Once upon a time that statement could have been used to describe the relationship between veteran TV producer Darren Star and Candace Bushnell, the author whose book “Sex and the City” lent Star’s hit series its concept. Instead, the statement is the tag line for “Cashmere Mafia,” a new Star-produced series that bowed last month on ABC. “Mafia” is about a quartet of stylish, successful Manhattan girls fighting to prevent their professional lives from encroaching further into their personal lives.
Sound familiar? It’s not only because the concept sounds similar to “Sex,” it’s also because of the resemblance to “Lipstick Jungle,” a show produced by Bushnell that premieres Thursday night on NBC. According to a New York Times article, Star and Bushnell developed a close friendship after working together on “Sex and the City.” But that didn’t stop Star from developing “Mafia” after he was outbid for the option on the novel on which Bushnell’s new show is based. When Bushnell called to tell Star that her show was picked up, he informed her that he had developed a similar show on his own. Awk. Ward.
There’s nothing new about having two very similar shows emerge at the same time, for example, “Wife Swap” and “Trading Spouses.” Last season “Studio 60 on the Sunset Strip” and “30 Rock,” both about the inner workings of a “Saturday Night Live”-style sketch comedy show, debuted on the same network. But it’s the back story between Bushnell and Star–with all the treachery and betrayal one would expect of a Darren Star production–that has pitted the shows against each other. Celebrity spats can’t help but look silly, but this one will look even sillier after “Jungle” bows tonight, when it will become clear that Star and Bushnell were fighting for the title of Best Poor Man’s “Sex and the City.”

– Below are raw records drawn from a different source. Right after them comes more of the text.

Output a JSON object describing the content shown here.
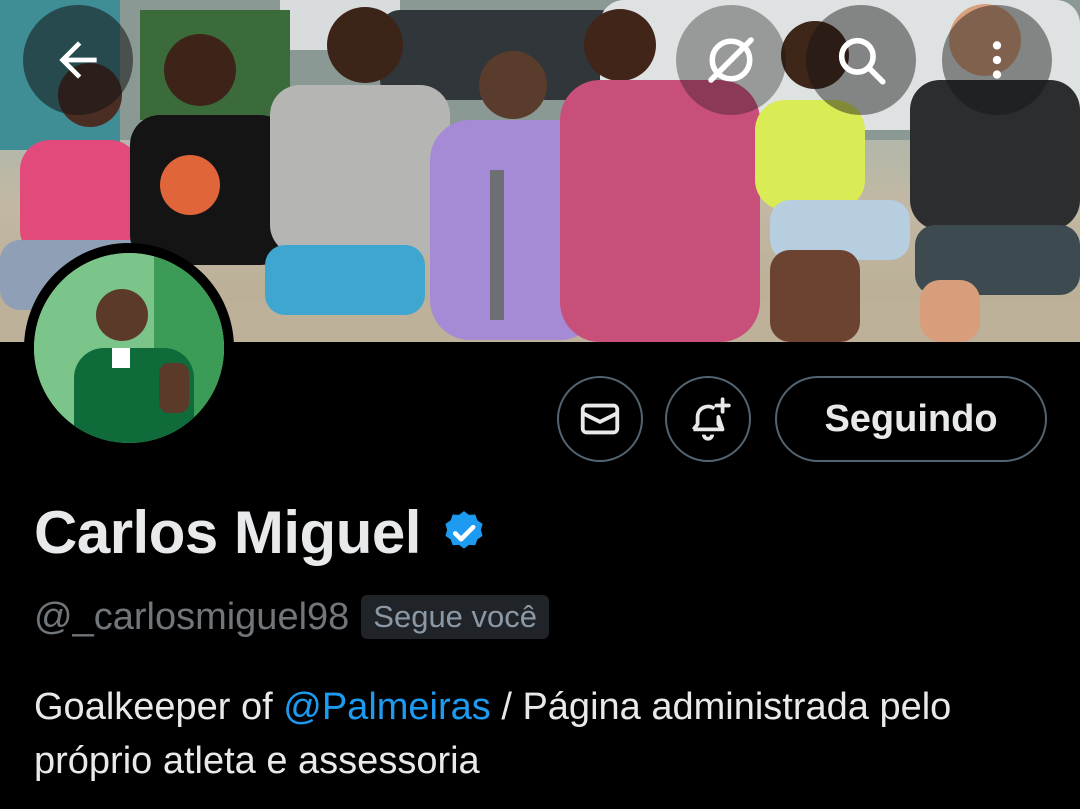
{
  "header": {
    "back_icon": "arrow-left-icon",
    "grok_icon": "slash-circle-icon",
    "search_icon": "search-icon",
    "more_icon": "more-vertical-icon"
  },
  "banner": {
    "description_icon": "banner-photo"
  },
  "actions": {
    "dm_icon": "envelope-icon",
    "notify_icon": "bell-plus-icon",
    "follow_label": "Seguindo"
  },
  "profile": {
    "display_name": "Carlos Miguel",
    "verified": true,
    "verified_color": "#1d9bf0",
    "handle": "@_carlosmiguel98",
    "follows_you": "Segue você",
    "bio_prefix": "Goalkeeper of ",
    "bio_mention": "@Palmeiras",
    "bio_suffix": " / Página administrada pelo próprio atleta e assessoria"
  },
  "colors": {
    "background": "#000000",
    "text_primary": "#e7e9ea",
    "text_secondary": "#71767b",
    "accent": "#1d9bf0",
    "border": "#536471"
  }
}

For whatever it’s worth, Star’s “Mafia” is the slightly superior of the two. It stars Lucy Liu as magazine publisher Mia Mason and her three high-powered exec gal pals played by Bonnie Somerville, Miranda Otto and Frances O’Connor. In the “Mafia” premiere, Mia is pitted against her co-worker and fiancé Jack (Tom Everett Scott) to hook a major advertiser. The winner, says their boss, will be promoted. The loser will be shown the door. Naturally, Mia wins, adding another rung to her career ladder, but an ego-bruised Jack calls off their engagement. That single storyline is a neat summary of “Mafia”’s theme, which is all about the deep cuts women get when they break through the glass ceiling. But it would take a very subtle show to explore the realities of being a tough woman in corporate America, and this is not it. The characters aren’t having personal problems because they’re women, but rather because they are consumed by their work, allowing it to seep into every corner of their lives. The show presents the fallacious argument that it’s their gender, not their workaholism that is plaguing them.

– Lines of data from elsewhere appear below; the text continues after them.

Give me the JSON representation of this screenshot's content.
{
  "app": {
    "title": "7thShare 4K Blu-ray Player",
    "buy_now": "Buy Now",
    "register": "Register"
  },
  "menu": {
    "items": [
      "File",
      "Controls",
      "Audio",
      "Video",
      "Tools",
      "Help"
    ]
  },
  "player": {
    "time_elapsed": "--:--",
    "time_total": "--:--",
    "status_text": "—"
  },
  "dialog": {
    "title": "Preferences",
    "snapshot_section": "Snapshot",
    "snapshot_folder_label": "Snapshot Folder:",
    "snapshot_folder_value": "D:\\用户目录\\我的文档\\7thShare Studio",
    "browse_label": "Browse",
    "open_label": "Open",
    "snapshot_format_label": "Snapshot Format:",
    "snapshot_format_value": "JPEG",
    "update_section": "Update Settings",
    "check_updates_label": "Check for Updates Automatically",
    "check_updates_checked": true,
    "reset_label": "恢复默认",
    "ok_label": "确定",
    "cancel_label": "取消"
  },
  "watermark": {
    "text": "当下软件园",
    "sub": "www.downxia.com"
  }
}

“Lipstick Jungle” presents the same themes, perhaps more deftly than “Mafia,” but it lags behind its competitor in just about every other area. Brooke Shields is movie studio executive Wendy Healy, Kim Raver plays magazine publisher (yes, again) Nico Reilly and Lindsay Price is fashion designer Victory Ford. Their problems are as follows: Wendy’s husband resents her for making him take care of the kids while she works; Nico has a great career but a passionless marriage and starts an affair with a young hottie; Victory, once a hot designer, is in a career slump and is being wooed by a powerful millionaire. Nico’s storyline is slightly interesting, if you can swallow the ridiculous idea that a woman this career-oriented would have a fling in a public bathroom during a work function, but the other two fall flat. Shields has never been more wooden, and Price’s character gives such strong airhead vibes that you wonder how she wriggled into this friendship to begin with. Also, some of the lines are so bad you can almost hear them thud.
So, which show to watch, the bad one or … the lil’ bit worse one? Bushnell vs. Star. Whoever wins, we lose.